Free speech supporters need to be clear about when CRT can be expressed within institutions and when CRT becomes coercive and violates civil rights law. It is not illegal for corporations or universities to invite speakers to argue for CRT, though forums with diverse views would be preferable. For instance, Sacramento State’s 2020 Fall Convocation featured an address by Ibram X. Kendi on “Advancing our Commitment to Anti-Racism.”
Attendance at such events would be voluntary, but employee training sessions are a different matter because they are usually mandatory. Persons absent or passive will be recorded. When CRT becomes the basis for the selection, training, or evaluation of employees, that is a different legal issue entirely. Asking one set of employees to confess to the sins of their racial ancestors or their individual current white privilege runs contrary to an employer’s responsibility to avoid creating a hostile work environment.
Laws about hostile or toxic work environments are based in both Title VII and Title IX of the Civil Rights Act. The U.S. Equal Employment Opportunity Commission defines a hostile or toxic work environment as one that involves “unwelcome conduct that is based on race, color, religion, national origins, age, disability, or genetic information.” That conduct “may include, but is not limited to offensive jokes, slurs, epithets or name calling, physical assaults or threats, intimidation, ridicule or mockery, insults or put downs, offensive objects or pictures and interference with work performance.” CRT certainly can involve “slurs, epithets or name calling,” as well as “ridicule or mockery, insults or put downs.”
EEOC cautions against making petty slights, annoyances, or isolated incidents illegal, but calling out one racial group as privileged or fragile in official training sessions or institutional statements surely does create a work environment that is “intimidating, hostile or offensive to reasonable people.” It is impossible to have a civil fact-based discussion about race when the discussion is centered on stereotyping people on the basis of race.
Some believe EO 13950 is merely symbolic or can easily be repealed by a new administration. But even in that case, such an action will not change civil rights law or long-standing judicial interpretations of it.
Regardless of EO 13950’s status, employers should avoid certain probable offenses. Hiring should not be influenced by stereotypes about what persons identified by race, ethnicity, or gender will bring to an organization. What do all Hispanics or all Asians have in common, for example? For similar reasons, bifurcation of employees for any purpose into BIPOC or non-BIPOC groups should always be avoided.
Organizational definitions of diversity should extend far beyond race and sex and encompass the enormous variety of ways Americans define themselves. Training sessions should not blame contemporary Americans for events that happened in earlier decades or centuries. Dividing whole groups into oppressors and oppressed is an obnoxious stereotype, not least because it glosses over actual individuals’ lived experiences. There should be a balance in the training between discussion of what we as a nation have accomplished in civil rights and the goals we have not achieved. It should consider what Americans have in common and where they differ. Most of all, individual employees should not be criticized or rewarded for the actions of other members of a group.

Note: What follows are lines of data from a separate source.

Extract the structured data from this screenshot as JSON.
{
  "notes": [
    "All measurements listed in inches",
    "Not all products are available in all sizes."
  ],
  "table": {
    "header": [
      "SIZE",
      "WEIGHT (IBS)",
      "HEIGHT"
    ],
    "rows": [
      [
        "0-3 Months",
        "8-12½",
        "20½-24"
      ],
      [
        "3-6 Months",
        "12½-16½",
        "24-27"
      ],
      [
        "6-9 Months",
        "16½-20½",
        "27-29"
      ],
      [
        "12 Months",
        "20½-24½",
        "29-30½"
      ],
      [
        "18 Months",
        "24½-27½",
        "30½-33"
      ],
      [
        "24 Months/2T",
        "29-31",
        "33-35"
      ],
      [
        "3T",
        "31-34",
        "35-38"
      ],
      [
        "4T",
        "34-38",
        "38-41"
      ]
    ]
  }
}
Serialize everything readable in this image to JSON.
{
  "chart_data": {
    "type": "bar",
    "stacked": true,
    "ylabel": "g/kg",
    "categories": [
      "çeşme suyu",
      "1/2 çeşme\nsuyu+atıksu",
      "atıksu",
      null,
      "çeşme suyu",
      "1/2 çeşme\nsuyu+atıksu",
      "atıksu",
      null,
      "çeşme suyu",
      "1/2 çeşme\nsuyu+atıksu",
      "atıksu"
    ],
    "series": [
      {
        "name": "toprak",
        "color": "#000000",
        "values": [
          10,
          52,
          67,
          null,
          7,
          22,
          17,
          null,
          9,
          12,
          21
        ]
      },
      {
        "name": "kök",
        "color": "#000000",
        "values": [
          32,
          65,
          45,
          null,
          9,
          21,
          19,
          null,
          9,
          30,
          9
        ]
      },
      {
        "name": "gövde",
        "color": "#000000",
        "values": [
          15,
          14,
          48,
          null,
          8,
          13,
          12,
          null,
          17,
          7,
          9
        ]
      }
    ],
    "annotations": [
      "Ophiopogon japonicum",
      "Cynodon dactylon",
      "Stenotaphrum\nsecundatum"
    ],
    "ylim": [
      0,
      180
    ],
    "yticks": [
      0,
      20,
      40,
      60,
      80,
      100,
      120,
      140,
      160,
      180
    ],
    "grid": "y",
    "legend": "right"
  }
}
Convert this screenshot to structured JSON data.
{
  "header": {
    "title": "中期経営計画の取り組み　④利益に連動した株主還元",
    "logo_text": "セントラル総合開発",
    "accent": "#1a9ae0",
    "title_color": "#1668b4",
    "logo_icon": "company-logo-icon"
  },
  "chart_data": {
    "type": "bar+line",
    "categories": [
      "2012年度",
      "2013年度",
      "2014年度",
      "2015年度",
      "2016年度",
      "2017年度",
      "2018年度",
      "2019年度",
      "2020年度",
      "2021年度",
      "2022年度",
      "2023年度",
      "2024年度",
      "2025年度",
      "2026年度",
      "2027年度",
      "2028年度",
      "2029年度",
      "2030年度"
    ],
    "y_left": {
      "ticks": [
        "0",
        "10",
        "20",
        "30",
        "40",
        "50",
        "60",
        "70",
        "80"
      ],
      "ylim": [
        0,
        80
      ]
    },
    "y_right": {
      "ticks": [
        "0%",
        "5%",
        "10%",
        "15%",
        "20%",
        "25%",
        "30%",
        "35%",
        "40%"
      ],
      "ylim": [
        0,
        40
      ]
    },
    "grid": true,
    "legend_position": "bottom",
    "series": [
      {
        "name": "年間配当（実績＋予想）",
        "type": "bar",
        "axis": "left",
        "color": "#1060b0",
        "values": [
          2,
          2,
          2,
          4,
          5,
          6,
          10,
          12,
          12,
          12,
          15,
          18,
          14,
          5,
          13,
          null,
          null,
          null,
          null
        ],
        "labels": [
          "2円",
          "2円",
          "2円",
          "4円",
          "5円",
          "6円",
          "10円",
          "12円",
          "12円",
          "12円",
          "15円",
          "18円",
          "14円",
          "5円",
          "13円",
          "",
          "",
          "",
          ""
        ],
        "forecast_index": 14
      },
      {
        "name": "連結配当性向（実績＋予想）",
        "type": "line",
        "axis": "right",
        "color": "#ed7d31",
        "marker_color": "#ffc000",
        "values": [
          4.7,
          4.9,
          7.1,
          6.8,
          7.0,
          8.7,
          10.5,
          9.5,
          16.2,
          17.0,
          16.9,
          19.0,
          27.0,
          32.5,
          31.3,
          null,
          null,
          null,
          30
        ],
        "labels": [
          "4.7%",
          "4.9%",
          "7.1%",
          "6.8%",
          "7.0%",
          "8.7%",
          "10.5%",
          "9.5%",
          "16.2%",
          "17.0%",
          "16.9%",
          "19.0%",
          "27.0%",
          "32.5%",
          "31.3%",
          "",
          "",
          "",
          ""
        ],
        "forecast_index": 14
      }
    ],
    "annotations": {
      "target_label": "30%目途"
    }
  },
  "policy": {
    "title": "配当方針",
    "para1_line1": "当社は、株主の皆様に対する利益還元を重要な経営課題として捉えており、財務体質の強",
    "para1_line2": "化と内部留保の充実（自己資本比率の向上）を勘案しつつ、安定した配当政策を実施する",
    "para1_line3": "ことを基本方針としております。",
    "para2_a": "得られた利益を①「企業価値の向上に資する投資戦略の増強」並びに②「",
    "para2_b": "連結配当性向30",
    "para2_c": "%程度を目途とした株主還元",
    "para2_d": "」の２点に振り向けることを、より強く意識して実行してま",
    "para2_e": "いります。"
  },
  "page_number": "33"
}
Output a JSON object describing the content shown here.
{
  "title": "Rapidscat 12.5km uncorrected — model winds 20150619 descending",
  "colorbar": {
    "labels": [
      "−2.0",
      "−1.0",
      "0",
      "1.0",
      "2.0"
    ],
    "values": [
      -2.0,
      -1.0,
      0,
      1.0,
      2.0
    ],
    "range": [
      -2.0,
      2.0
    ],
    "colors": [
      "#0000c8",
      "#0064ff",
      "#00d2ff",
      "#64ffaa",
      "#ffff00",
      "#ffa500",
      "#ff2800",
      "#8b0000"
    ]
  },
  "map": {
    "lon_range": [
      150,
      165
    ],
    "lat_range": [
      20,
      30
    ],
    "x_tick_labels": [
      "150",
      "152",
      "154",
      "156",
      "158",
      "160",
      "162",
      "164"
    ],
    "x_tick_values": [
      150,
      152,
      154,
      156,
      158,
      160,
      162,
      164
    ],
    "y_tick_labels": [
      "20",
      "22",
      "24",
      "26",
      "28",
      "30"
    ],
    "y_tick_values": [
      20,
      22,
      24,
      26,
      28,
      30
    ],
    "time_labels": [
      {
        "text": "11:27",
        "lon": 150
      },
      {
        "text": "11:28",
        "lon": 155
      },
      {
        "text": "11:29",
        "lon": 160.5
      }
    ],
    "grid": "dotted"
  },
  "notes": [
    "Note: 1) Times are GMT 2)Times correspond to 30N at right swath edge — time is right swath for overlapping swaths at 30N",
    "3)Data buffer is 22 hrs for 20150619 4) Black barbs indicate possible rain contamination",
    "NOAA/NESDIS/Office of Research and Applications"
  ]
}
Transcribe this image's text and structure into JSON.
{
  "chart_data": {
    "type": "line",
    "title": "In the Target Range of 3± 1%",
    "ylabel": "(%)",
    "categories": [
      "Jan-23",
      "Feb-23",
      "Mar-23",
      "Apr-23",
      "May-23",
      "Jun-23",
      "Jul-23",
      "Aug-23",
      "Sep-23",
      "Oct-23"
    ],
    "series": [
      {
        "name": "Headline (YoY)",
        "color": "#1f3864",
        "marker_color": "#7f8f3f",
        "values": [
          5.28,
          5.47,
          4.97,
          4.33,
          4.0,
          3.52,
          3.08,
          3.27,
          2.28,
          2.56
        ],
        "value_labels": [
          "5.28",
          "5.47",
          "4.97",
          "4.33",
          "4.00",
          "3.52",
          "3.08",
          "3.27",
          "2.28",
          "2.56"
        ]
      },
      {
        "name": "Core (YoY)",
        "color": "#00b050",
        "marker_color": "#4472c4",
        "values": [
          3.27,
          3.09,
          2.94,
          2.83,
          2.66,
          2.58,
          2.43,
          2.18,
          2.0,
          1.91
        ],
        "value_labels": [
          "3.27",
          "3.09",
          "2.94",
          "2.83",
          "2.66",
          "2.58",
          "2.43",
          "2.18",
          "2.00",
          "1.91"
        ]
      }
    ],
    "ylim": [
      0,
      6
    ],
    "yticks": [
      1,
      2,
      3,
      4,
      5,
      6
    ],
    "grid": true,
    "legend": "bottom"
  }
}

Campuses and corporations all over the country are quietly reevaluating their official statements and practices regarding race. EO 13950 should not create problems for beneficial diversity programs that affirm the various characteristics of different cultures, but it might signal trouble for the divisive approach of CRT. Following these general rules will not only help administrators and institutions to avoid sanctions, but it may also benefit employee efforts to achieve consensus around actual organizational goals.